Glen Davis came up with the slogan in response to the Orlando Magic’s whirlwind regular season that has been decimated by injuries, punctuated with Dwight Howard needing season-ending back surgery to repair a herniated disk.
With Dwight done for the year, Hedo Turkoglu still recovering from facial fracture surgery (he donned a mask for Thursday’s game against the Memphis Grizzlies), and Davis — himself — trying to heal a sprained right ankle as fast as possible, it’s no surprise the Magic have taken on a bunker-like mentality. And for Orlando, in a season which has featured a lot of drama and controversy, it’s only fitting that they will be playing with their backs against the wall in their first round playoff series with the Indiana Pacers.
The Magic have been playing with their backs against the all practically all year, what with Dwight’s saga dominating the headlines. But will any of that matter? Does Orlando, with the odds heavily stacked against them, stand a chance against the Indiana Pacers?
The crew at Magic Basketball, with the help from our friends over at Eight Points, Nine Seconds, attempt to find that out.
What is the greatest matchup advantage for the Magic?

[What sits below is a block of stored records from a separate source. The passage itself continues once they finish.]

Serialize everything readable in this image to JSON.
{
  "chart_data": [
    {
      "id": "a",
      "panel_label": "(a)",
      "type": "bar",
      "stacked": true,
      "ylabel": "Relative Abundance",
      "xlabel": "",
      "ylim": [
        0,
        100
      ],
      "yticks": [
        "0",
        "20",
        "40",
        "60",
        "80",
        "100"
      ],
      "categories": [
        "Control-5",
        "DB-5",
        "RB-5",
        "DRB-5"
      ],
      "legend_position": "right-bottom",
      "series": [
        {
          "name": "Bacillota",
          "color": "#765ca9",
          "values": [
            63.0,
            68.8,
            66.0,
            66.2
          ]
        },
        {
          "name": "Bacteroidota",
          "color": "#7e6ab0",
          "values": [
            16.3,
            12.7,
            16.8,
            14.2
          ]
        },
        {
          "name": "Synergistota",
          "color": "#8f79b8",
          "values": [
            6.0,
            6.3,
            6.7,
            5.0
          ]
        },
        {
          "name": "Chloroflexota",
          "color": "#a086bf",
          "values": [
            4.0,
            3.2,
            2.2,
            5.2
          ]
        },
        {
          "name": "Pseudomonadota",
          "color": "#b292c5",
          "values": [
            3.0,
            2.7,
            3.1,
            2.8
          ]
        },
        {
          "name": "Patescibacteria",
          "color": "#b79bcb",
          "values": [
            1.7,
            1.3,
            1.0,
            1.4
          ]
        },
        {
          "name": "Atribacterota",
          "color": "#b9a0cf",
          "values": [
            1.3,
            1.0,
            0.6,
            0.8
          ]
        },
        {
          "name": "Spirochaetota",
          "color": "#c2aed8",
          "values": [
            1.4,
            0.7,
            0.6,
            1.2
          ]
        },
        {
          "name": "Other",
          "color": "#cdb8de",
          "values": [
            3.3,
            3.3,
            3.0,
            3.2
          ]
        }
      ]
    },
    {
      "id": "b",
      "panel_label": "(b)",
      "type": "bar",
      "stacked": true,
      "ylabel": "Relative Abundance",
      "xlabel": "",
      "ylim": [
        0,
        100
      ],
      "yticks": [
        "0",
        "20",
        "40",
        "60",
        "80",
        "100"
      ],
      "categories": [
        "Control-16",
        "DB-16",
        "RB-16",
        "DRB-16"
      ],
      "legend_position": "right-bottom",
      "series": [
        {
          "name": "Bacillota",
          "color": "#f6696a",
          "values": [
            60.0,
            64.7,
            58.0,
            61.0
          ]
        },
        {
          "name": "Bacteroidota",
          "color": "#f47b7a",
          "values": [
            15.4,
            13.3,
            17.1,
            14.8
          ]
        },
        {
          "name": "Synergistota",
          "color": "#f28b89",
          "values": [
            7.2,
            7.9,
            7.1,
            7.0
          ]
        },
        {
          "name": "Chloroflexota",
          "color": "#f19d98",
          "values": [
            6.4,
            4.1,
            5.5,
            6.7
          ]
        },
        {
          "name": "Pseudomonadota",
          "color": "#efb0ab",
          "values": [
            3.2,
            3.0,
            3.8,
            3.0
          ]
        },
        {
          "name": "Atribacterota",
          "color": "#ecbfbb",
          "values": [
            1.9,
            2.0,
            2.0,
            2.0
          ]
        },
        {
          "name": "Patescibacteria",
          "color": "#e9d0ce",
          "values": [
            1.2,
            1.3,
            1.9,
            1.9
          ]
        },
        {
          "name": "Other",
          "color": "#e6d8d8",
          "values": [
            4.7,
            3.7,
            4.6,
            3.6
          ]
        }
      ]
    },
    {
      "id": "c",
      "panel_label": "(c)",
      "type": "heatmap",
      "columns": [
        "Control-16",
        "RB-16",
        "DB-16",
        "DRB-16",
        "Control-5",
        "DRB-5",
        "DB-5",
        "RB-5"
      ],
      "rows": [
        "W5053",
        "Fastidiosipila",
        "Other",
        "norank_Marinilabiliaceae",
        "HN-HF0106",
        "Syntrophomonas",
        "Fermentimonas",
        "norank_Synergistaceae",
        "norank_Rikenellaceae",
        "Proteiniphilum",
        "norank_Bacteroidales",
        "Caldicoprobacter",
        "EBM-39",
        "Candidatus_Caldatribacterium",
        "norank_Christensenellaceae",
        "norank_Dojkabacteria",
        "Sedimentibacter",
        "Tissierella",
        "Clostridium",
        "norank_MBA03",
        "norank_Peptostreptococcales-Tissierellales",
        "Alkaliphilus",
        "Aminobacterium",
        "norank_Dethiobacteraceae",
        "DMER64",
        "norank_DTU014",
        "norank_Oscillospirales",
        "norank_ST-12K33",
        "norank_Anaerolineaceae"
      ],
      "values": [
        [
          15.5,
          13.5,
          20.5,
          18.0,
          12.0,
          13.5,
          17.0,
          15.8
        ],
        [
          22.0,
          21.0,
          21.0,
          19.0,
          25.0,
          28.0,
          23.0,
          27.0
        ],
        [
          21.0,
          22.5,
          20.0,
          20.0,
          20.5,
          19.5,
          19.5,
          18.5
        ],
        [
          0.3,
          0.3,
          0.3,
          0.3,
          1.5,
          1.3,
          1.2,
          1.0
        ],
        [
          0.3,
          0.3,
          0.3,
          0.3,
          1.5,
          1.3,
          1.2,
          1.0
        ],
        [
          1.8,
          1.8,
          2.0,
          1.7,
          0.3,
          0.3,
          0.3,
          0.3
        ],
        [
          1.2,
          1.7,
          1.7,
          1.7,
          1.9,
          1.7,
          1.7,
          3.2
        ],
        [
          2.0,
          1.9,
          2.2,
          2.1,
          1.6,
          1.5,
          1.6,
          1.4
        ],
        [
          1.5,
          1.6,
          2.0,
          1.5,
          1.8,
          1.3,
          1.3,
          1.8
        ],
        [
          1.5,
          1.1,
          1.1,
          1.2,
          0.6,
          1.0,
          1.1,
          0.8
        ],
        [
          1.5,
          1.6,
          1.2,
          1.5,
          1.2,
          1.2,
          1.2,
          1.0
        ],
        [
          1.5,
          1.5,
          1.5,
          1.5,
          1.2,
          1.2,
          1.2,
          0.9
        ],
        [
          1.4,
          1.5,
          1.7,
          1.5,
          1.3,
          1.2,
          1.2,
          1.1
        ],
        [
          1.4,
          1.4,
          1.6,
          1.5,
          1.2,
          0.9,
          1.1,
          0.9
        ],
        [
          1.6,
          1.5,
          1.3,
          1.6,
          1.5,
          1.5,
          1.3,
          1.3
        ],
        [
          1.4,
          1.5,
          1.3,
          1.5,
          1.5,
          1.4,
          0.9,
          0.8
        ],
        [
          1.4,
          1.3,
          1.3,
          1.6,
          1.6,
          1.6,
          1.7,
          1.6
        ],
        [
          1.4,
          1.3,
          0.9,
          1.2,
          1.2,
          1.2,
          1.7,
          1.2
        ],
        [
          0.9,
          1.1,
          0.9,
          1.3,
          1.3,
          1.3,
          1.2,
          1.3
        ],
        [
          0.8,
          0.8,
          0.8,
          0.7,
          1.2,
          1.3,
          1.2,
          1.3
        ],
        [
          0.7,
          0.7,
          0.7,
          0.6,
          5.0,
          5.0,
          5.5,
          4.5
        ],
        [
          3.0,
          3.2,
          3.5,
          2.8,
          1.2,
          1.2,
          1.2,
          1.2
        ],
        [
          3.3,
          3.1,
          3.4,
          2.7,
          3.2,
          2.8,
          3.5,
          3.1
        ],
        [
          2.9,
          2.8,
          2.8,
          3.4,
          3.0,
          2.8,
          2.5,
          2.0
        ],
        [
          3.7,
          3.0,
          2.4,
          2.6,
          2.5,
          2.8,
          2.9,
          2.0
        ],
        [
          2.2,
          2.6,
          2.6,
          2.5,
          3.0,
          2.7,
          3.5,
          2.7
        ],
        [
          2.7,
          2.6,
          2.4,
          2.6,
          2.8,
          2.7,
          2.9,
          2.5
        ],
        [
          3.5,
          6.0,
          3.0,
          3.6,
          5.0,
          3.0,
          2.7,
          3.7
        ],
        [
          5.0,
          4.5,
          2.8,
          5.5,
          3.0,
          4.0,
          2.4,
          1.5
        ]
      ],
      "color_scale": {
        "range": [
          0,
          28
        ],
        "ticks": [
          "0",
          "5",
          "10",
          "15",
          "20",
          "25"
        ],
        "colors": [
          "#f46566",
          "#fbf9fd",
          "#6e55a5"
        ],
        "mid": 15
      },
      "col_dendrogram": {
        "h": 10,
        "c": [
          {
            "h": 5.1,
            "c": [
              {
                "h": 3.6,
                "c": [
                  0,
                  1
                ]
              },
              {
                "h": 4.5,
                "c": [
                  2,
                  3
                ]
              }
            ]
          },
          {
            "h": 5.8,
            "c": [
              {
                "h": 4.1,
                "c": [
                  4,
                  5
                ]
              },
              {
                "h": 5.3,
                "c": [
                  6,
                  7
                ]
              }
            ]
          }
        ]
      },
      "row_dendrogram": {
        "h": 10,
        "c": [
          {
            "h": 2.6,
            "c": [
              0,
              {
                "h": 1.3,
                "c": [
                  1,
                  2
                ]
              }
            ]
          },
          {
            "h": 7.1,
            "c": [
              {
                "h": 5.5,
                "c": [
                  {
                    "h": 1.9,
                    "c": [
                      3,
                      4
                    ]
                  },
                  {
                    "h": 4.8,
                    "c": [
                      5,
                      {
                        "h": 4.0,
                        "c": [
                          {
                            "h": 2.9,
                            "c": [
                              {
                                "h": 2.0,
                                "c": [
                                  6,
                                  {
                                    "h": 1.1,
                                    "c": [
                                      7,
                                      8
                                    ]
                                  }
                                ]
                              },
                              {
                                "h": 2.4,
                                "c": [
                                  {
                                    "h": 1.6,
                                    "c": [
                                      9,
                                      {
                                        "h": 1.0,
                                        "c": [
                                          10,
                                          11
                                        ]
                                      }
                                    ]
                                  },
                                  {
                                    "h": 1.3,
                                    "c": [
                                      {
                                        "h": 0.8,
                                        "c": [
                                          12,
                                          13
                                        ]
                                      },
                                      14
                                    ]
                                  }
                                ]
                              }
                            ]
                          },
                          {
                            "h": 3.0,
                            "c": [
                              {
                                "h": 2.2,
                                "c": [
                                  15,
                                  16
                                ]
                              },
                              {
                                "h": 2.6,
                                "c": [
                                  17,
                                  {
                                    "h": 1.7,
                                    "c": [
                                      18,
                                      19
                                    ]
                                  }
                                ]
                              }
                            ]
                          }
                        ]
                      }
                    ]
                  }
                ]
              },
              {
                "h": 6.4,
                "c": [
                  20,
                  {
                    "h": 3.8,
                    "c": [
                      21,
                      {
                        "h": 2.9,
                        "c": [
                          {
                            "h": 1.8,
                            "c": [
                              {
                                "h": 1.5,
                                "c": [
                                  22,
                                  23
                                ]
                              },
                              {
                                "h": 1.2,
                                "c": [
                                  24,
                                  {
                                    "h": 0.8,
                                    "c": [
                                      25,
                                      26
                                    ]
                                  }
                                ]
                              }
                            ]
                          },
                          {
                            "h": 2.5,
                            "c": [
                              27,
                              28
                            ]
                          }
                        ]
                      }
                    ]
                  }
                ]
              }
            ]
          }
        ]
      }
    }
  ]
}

Nate Drexler, Magic Basketball: There are few teams capable of truly guarding Ryan Anderson when he’s stretched out. Certainly Indiana has the advantage inside, but if Anderson can stretch things out and catch fire it might create some problems for the Pacers. Then again, with Dwight out and Anderson on the three-point line I have to wonder who is going to rebound the ball.
Danny Nowell, Magic Basketball: Ryan Anderson. “The Grenade Launcher” should be able to draw some of Indiana’s considerable brawn out of the paint and free some things up for a hopefully dialed-in Jameer Nelson. It’s really the Magic’s only hope, as I see things.
Matt Scribbins, Magic Basketball: With the current roster, Ryan Anderson is the greatest matchup advantage no matter who the Magic play. Other teams, including the Pacers, do not have players who can defend a stretch four that knocks down shots consistently from beyond the arc.
Tim Donahue, 8 Points, 9 Seconds: Ryan Anderson vs. the Pacer starting bigs. Neither David West nor Roy Hibbert are fleet of foot, and a stretch big like Anderson can pull either of them far out of their comfort zone defensively. A big series by Anderson will not only weaken the Pacer D by spreading them out, but could force the Pacers to go small.
Jared Wade, 8 Points, 9 Seconds: Ummm … hmmm … let me see if … got nothing. Would perhaps say the coach if I didn’t presume a few of the players hate Stan now and Frank Vogel hadn’t been so good this season. But, otherwise, just not seeing a single advantage for the Magic without Dwight.